Ce qui est certain, c’est qu’il mesurera très vite comment va le monde moderne: une vague déferlante où des petit bouchons – nous – surfent sans prises sur le courant du temps. Sera-t-il routier? Son patron lui fera comprendre que l’arrivée dans les délais est plus importante que la sécurité, vu les flux continus. Sera-t-il moyennement qualifié, comme on parle de classe moyenne? Il craindra sans cesse de se retrouver dans la prochaine charrette de dégraissage, délocalisation, ou restructuration, autant de mots qui se déclinent en C4. Cadre supérieur? Alors il devra être un guépard, prêt à se ruer toutes griffes dehors sur la concurrence. Les heures de pointe couvriront toute sa journée (mais c’est déjà le cas) et l’urgent se déclinera en urgent vraiment urgent, puis en urgence absolue, où la productivité sera multipliée par trois tous les cinq ans, où l’on ne se tendra plus jamais les mains pour se saluer car tout le monde aura un portable dans chacune, tentant au passage d’attraper dix puces avec les dix doigts.
« Indécrottable pessimiste doublé d’un ronchon que vous êtes« , me dira-t-on. Admettons. Il est vrai que bien des projections à long terme s’avèrent fausses, surtout les bonnes… Quand le Mur de Berlin tomba, annonçant la fin du dernier bastion totalitaire, nous avons tous cru à un monde plus sécurisant, à un recul des armements, aux passions politiques enfin apaisées. Tu parles ! Quand les ordinateurs devinrent nos nouvelles icônes, on annonça la fin du papier.

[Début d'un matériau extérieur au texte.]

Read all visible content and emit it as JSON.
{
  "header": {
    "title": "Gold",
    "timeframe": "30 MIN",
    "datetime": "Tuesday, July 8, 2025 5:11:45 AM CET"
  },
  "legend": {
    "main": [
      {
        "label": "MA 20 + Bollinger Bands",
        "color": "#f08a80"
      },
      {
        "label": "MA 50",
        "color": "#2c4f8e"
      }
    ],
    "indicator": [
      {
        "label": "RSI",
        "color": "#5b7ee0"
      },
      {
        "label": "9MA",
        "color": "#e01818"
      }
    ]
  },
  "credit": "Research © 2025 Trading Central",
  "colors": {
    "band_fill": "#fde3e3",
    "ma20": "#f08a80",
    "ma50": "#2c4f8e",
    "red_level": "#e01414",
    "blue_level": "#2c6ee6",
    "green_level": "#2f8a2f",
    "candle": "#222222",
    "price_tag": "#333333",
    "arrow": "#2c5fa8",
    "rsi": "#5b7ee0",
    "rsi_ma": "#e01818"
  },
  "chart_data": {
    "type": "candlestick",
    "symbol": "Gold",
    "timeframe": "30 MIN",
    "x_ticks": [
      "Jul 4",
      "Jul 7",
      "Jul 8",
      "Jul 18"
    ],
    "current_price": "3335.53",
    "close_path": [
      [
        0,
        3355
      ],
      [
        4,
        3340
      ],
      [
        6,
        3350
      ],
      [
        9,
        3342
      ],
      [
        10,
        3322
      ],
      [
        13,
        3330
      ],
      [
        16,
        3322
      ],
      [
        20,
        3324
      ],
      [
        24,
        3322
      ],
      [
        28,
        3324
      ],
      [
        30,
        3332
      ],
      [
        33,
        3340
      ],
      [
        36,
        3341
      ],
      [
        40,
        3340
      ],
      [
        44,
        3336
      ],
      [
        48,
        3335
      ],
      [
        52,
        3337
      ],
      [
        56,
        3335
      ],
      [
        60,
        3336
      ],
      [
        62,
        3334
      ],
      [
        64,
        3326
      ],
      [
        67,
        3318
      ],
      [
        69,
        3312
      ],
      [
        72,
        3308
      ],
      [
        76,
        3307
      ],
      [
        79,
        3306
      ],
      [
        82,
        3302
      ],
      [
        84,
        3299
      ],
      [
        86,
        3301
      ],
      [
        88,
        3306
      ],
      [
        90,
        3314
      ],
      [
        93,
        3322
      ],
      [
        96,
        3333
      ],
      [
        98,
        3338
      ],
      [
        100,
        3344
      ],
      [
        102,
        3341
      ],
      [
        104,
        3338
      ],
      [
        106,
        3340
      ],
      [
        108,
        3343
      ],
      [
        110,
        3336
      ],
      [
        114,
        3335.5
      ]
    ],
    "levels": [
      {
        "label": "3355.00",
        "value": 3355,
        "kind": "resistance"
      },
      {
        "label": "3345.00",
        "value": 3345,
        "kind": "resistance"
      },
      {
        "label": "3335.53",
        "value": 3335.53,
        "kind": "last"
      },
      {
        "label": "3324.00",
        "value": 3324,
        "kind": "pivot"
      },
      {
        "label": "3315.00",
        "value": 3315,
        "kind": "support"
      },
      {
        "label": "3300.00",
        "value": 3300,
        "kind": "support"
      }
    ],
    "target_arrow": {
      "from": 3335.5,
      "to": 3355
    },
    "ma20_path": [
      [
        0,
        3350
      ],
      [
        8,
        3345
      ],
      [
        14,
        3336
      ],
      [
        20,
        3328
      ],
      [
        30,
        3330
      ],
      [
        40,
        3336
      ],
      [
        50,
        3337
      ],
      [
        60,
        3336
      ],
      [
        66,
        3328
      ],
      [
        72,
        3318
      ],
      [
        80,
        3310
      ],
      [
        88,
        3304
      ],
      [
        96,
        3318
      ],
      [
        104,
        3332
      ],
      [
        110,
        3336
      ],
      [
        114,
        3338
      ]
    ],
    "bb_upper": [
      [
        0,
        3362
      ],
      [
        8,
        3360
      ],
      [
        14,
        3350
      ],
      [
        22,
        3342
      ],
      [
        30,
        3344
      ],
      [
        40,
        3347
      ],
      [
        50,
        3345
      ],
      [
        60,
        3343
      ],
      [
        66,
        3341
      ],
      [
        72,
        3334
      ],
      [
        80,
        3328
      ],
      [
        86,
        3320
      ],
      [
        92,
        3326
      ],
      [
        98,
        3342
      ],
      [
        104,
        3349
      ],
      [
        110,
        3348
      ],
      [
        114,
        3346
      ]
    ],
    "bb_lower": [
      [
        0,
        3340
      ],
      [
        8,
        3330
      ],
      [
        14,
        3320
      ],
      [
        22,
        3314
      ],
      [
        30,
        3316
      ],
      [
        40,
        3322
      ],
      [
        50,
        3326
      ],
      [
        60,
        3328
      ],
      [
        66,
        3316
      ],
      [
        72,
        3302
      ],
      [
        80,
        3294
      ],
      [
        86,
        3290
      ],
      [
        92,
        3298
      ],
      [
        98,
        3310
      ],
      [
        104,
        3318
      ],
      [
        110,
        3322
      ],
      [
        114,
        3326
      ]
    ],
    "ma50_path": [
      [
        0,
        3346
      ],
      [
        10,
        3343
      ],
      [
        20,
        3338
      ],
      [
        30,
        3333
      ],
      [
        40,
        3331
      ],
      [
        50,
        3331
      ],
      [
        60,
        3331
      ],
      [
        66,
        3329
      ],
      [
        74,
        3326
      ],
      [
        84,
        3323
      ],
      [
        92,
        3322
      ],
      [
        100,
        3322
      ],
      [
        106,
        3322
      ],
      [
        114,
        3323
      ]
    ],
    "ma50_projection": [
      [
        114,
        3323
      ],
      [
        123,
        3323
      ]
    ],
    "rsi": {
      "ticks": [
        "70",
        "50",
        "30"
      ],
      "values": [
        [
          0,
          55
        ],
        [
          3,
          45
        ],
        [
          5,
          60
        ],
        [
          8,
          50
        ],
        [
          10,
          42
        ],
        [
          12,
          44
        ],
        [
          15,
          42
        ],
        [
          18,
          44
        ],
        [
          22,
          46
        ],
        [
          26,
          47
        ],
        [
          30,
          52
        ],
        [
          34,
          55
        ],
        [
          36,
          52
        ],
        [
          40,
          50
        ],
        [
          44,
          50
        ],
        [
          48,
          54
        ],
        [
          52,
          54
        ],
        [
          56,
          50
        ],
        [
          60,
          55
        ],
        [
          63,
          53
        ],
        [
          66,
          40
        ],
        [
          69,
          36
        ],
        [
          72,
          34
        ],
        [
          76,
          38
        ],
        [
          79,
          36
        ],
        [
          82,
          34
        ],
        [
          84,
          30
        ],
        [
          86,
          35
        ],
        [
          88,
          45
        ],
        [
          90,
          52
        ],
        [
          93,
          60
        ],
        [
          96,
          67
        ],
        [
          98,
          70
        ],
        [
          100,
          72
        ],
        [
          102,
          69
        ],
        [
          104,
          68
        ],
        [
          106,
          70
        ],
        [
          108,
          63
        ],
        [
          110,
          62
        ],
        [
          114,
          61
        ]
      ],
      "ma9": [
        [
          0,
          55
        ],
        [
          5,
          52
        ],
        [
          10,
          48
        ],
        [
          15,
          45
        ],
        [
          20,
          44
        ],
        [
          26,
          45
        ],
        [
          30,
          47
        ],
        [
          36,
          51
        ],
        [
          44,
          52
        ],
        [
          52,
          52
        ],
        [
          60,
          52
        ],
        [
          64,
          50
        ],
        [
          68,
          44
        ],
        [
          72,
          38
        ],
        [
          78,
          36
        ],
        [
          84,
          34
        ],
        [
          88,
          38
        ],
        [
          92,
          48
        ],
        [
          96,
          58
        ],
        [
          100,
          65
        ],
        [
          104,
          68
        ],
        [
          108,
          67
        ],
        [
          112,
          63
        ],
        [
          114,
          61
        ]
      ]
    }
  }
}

Oubliant que chaque ordi a ue imprimante, et nous voilà plus que jamais engloutis dans la paperasse. La télé, en 60, allait être le grand réseau informatif et éducatif du monde. Puis ce fût le net. Puis ce sera … Paroles, paroles!
L’avenir n’appartient donc à personne, même pas à Dieu. Mais qui oserait contredire franchement que ce siècle encore neuf, faute d’être spirituel (ce que Malraux n’a d’ailleurs jamais dit) sera bel et bien celui de la vitesse? Qu’il l’est déjà, et que cela… s’accélère?
Bien entendu, personne n’aime faire la file. Et nous sommes heureux de voir nos photos instantanément s’afficher en numérique, ou de traverser la Manche en vingt minutes. Qui se plaindra d’une opération au laser vite fait bien fait? Mais entre faciliter notre vie et la diriger complètement, nous soumettre au seul ukase du temps, il y a une marge. Enorme. Comme elle était belle, et juste, cette question d’un journaliste japonais qui, aux 24 heures du Mans de … 1967, demandait à un pilote qui se vantait tapageusement d’avoir battu le record du tour: – Vous avez gagné une seconde et six dixièmes. Très bien. Qu’allez vous en faire? Le pilote resta coi. Il se tua peu après, se crashant dans la ligne droite des Hunaudières.
Cette année-ci, on apprend que grâce à une productivité sans faille un grand constructeur japonais va devenir le numéro un mondial devant les deux géants américains.
En somme, non seulement personne n’a su répondre à la question du Japonais, mais tout le monde l’a oubliée, y compris les Asiatiques. Question que l’on pourrait reformuler ainsi: l’énonomie doit-elle être au service de l’homme, ou faut-il accepter que ce soit devenu l’inverse. Vite.